Auteur et plasticien, Philippe Cloes (1978) passe d’expositions en lectures ou performances. Entre la Belgique, la France ou encore le Portugal. Le rapport premier et animal que l’homme entretient avec lui même et son environnement interpelle sans cesse l’artiste, tant dans son travail plastique que poétique. Entre masse et individu. Un travail d’écriture partagé depuis plusieurs années sous différentes formes: performances, lectures, projets musicaux, installations, dans des revues poétiques et éditions collectives telles Matière à poésie, La bafouille incontinente, Sous l’écorce (Tétras Lyre, 2007), etc.
En 2008, paraît aux éditions Tétras Lyre Quand il ne restera que nos jambes (coll. Ouï-Lyre) avec la collaboration de Michel Barzin (photos) et Didier Laloy (accordéon diatonique).

Brièvement :

2008-2009 :

– Plusieurs lectures collectives dans le cadre du vingtième anniversaire des éditions Tétras Lyre (Bruxelles, Liège, Paris).

2008 :

septembre :

– Exposition à la galerie « Autre Dimension » à Charneux (Belgique).
– Parution aux éditions Tetras Lyre de Quand il ne restera que nos jambes. Un recueil et un CD (mise en voix accompagnée de Didier Laloy).

Mai – Octobre :
– KUKUK « changement de temps »(Belgique / Allemagne).
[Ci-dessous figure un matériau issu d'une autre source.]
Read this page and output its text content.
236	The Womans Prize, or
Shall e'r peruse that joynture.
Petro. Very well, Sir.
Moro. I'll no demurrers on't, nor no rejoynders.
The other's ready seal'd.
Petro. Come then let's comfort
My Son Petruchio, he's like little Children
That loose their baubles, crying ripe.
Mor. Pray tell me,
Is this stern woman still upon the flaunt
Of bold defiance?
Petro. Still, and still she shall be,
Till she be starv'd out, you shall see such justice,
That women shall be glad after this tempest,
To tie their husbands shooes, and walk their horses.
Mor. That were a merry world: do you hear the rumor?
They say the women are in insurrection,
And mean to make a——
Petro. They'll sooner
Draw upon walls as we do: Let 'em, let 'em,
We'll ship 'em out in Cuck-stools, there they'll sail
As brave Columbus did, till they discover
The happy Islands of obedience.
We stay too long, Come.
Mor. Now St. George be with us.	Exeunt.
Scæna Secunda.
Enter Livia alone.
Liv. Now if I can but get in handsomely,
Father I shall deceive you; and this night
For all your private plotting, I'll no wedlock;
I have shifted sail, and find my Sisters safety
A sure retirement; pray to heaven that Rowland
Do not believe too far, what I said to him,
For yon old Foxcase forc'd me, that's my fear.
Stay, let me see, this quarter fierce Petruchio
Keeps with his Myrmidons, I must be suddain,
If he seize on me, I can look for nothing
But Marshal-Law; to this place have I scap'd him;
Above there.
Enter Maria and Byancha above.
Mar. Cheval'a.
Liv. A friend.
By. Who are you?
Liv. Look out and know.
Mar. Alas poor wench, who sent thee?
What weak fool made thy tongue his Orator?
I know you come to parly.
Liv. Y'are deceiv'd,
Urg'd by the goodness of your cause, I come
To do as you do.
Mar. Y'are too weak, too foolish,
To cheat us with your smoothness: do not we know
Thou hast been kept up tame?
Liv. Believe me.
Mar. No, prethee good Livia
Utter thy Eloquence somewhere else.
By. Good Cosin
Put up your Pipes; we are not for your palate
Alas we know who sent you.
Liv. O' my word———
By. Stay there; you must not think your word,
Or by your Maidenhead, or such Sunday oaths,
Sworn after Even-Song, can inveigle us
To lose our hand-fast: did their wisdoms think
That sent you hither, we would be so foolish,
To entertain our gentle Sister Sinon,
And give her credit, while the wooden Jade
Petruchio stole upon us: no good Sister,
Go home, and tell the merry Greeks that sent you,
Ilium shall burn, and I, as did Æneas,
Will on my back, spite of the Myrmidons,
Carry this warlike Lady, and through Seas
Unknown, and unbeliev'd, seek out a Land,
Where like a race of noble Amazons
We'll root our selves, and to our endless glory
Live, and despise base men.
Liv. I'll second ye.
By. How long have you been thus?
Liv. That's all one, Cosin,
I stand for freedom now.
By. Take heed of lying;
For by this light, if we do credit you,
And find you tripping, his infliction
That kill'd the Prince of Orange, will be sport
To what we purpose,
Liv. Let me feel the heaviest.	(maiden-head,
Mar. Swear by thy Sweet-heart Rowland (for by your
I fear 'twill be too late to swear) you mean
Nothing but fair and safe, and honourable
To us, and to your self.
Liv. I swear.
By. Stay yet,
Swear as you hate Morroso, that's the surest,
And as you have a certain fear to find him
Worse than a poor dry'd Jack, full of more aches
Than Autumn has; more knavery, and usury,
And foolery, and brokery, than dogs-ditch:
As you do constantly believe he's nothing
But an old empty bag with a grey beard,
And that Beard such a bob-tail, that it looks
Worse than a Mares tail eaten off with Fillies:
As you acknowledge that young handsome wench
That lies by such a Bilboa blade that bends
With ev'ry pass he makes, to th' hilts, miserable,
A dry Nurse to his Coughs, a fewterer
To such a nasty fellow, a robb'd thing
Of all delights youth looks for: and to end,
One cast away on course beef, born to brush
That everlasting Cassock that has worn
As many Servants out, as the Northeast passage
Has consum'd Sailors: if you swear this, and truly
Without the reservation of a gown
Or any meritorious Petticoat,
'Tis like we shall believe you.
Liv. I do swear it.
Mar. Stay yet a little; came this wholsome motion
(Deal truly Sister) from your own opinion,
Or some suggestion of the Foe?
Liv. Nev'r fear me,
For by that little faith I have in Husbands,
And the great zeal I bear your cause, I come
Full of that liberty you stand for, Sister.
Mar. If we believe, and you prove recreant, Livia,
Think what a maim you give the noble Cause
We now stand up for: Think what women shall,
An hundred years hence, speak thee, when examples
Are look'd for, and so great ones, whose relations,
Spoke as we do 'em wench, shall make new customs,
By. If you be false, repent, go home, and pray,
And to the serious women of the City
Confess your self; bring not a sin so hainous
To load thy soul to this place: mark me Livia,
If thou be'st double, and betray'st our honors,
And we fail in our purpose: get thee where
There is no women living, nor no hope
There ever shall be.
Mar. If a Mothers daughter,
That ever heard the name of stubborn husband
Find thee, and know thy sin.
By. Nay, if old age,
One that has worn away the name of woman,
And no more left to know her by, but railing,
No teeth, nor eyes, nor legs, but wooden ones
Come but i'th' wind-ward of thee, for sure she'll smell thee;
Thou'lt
Renseignements: www.kukukandergrenze.org.

2007 :

Décembre :

– « le DSM en invention » de décembre ’07 à février’08, tournée d’expositions collectives (Ludovic Demarche, Pascale Barret, Vincent Beekman…) à Bruxelles (B), Leuze-en-Hainaut (B) et liège (B).
– Collaboration (écriture-lecture) avec Sophie Halin (danse contemporaine).

Novembre :

– Dans le cadre de « Y’a pas d’lez’Arts »,exposition individuelle au Centre Culturel de Amay (Belgique).
– A partir de cette période, début d’une serie d’expositions itinérantes (principalement en région bruxelloise et en Flandre) par le biais de l’agence « Little Van Gogh s.a. ». Trois séries de dix toiles chacune sont visibles en permanence sur le site www.littlevangogh.com).

Septembre :

– « Au tour de Jacques Izoard », édition collective avec notamment : Dominique Massaut, Jaques Mercier, Timotéo Sergoï, Robert Schaus, Selçuk Mutlu, Karel Logist, Caroline Lamarche, Hilde Keteleer, Paul de Troy, Jan Baetens…

Avril :

– Lectures avec plusieurs auteurs francophones et neerlandophones dans le cadre du festival « Passa Porta » à Bruxelles.

2006 :

Octobre :

– Paris 9ème (France), expo à la galerie « Delta ».
– Présentation de « EGOïSTE! » (electro-acoustique-video lectureinstallation) lors du festival « Enfanfare » (Liège). Proposé au public à cette occasion avec Didier Laloy (accordéon diatonique) et Miguel Ortiz (guitare électrique).

Juillet :

– Première de « EGOïSTE! » (son-video-lecture-installation), présenté lors du 60ème « Festival d’Avignon » et du 20ème anniversaire du « Centre Européen de la Poésie d’Avignon ».

Mai :

– « Rood is niet groen » au Cultuur Centrum Villa Basta, Houthalen Helchteren (Belgique).

2005 :

Octobre :

– Durant tout le mois, « Les avisés » (installation-son-video) est présentée au « Centre Européen de la Poésie d’Avignon », dans le cadre du onzième « Parcours d’art ».
– Paris 9ème, expo à la galerie « Delta ».

Juillet :

– Exposition collective à Vinon-sur-Verdon (13) (France) avec Phil Billen, Dominique Filée, Sylvie Derumier.

2004 :

Octobre et novembre :

– Participation dans le cadre de « Exposiçoa internacional de artes plasticas », Vendas Novas (Portugal).
– Participation au neuvième « Salon des Arts de Laudun – L’ardoise » à Avignon.

Août :

– Exposition dans le cadre des événements “Art in progress” à Gent.

Mars :

– Exposition collective en soutien avec l’association « Le monde selon les femmes, 10 ans » au centre Flagey de Bruxelles.
– Participation à l’événement “Ithaka’12 re-framed 2004” organisé à Leuven (Belgique).

2003 :

– Après un passage devant plusieurs jurys dans le cadre de « Année 2003, Simenon aux pays de Liège », participation à une exposition collective au Théâtre du Trianon, Pavillon de Flore, à Liège. Cette même exposition se déplacera partiellement à l’hôtel « Sofitel » de Versailles (France) durant tout le mois de juillet 2003. Le travail présenté sera repris lors des deux manifestations ainsi que dans l’édition 2003 d’un calendrier édité par les éditions de l’Union Culturelle Wallonne à cette occasion.
– Parution d’un calendrier individuel pour l’année 2003 (6 pages) à la demande d’une société privée. Distribué dans le Benelux et en France.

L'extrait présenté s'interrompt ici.